Size matters because at that near-atomic level, materials take on different characteristics from the same materials in the scale we're used to seeing. Carbon becomes nearly weightless and 10 times stronger than steel. Gold melts at room temperature. Crystals of metal oxide shine in vivid, even fluorescent colors.

In medicine, nanotech devices are in clinical trials that would carry medicine directly inside cancer cells, sparing the patient from chemotherapy's nausea and hair loss.

In science, nanotechnology is creating smaller, faster computer chips, more efficient fuel cells for automobiles, contributing to the ``Smart Grid'' that President Barack Obama wants to move power across the country.

In the future, backers say it will build better spaceships for trips to Mars and beyond -- with heat-resistant, self-healing hulls to protect astronauts from the radiation of space.

Its critics say it could create unexpected dangers.
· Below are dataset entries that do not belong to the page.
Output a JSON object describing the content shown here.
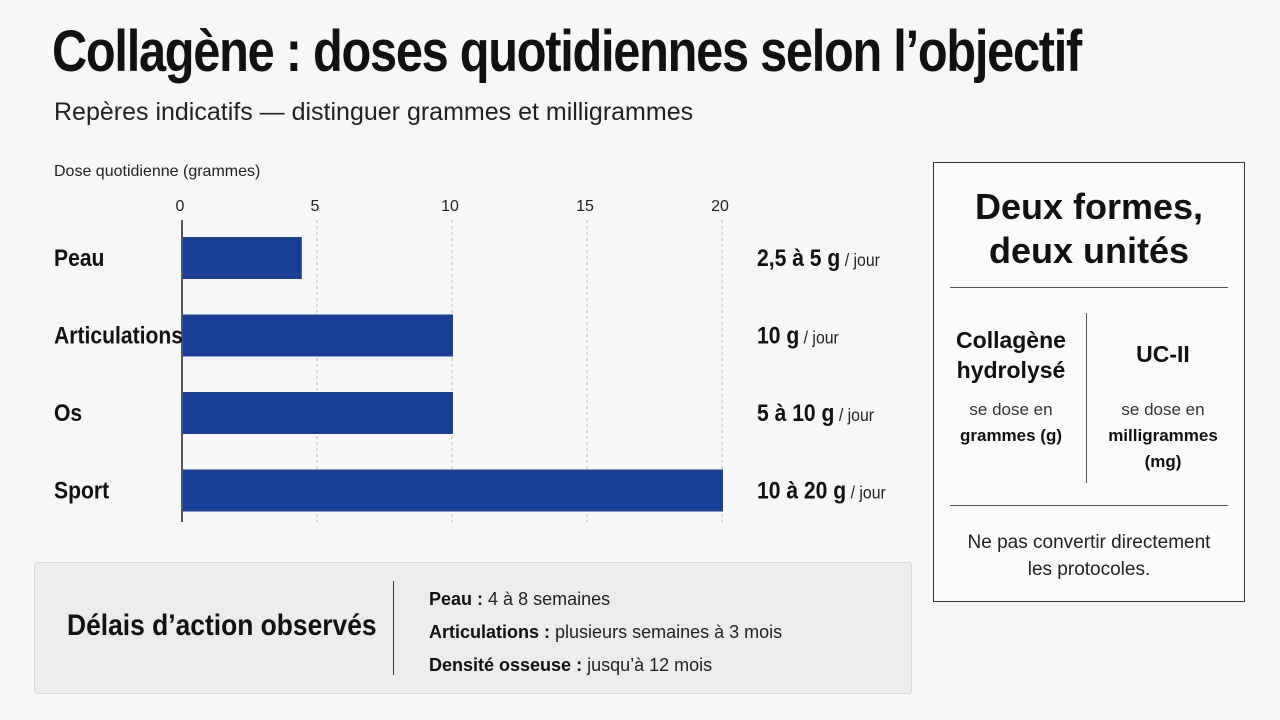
{
  "title": "Collagène : doses quotidiennes selon l’objectif",
  "subtitle": "Repères indicatifs — distinguer grammes et milligrammes",
  "chart_data": {
    "type": "bar",
    "orientation": "horizontal",
    "title": "Collagène : doses quotidiennes selon l’objectif",
    "xlabel": "Dose quotidienne (grammes)",
    "ylabel": "",
    "xlim": [
      0,
      20
    ],
    "xticks": [
      0,
      5,
      10,
      15,
      20
    ],
    "grid": true,
    "categories": [
      "Peau",
      "Articulations",
      "Os",
      "Sport"
    ],
    "values": [
      4.4,
      10,
      10,
      20
    ],
    "value_labels": [
      {
        "main": "2,5 à 5 g",
        "unit": " / jour"
      },
      {
        "main": "10 g",
        "unit": " / jour"
      },
      {
        "main": "5 à 10 g",
        "unit": " / jour"
      },
      {
        "main": "10 à 20 g",
        "unit": " / jour"
      }
    ],
    "bar_color": "#1a3e94"
  },
  "timing": {
    "title": "Délais d’action observés",
    "items": [
      {
        "label": "Peau :",
        "value": "4 à 8 semaines"
      },
      {
        "label": "Articulations :",
        "value": "plusieurs semaines à 3 mois"
      },
      {
        "label": "Densité osseuse :",
        "value": "jusqu’à 12 mois"
      }
    ]
  },
  "forms": {
    "title_line1": "Deux formes,",
    "title_line2": "deux unités",
    "left": {
      "head_line1": "Collagène",
      "head_line2": "hydrolysé",
      "text": "se dose en",
      "unit": "grammes (g)"
    },
    "right": {
      "head": "UC-II",
      "text": "se dose en",
      "unit": "milligrammes (mg)"
    },
    "note_line1": "Ne pas convertir directement",
    "note_line2": "les protocoles."
  }
}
Some fear toxicity to human lungs as lethal as that from asbestos. Others fear mini-weapons of mass destruction in the hands of terrorists. Sci-fi novelists have predicted run-amok, self-replicating robots who see humans as their prey.

BREAKTHROUGHS

Cote and Datar bring with them a nano-scale cancer blood test they started developing at USC they say will identify tumor cells floating in the blood from, say, prostate cancer before they can metastasize to the liver, brain or other organ.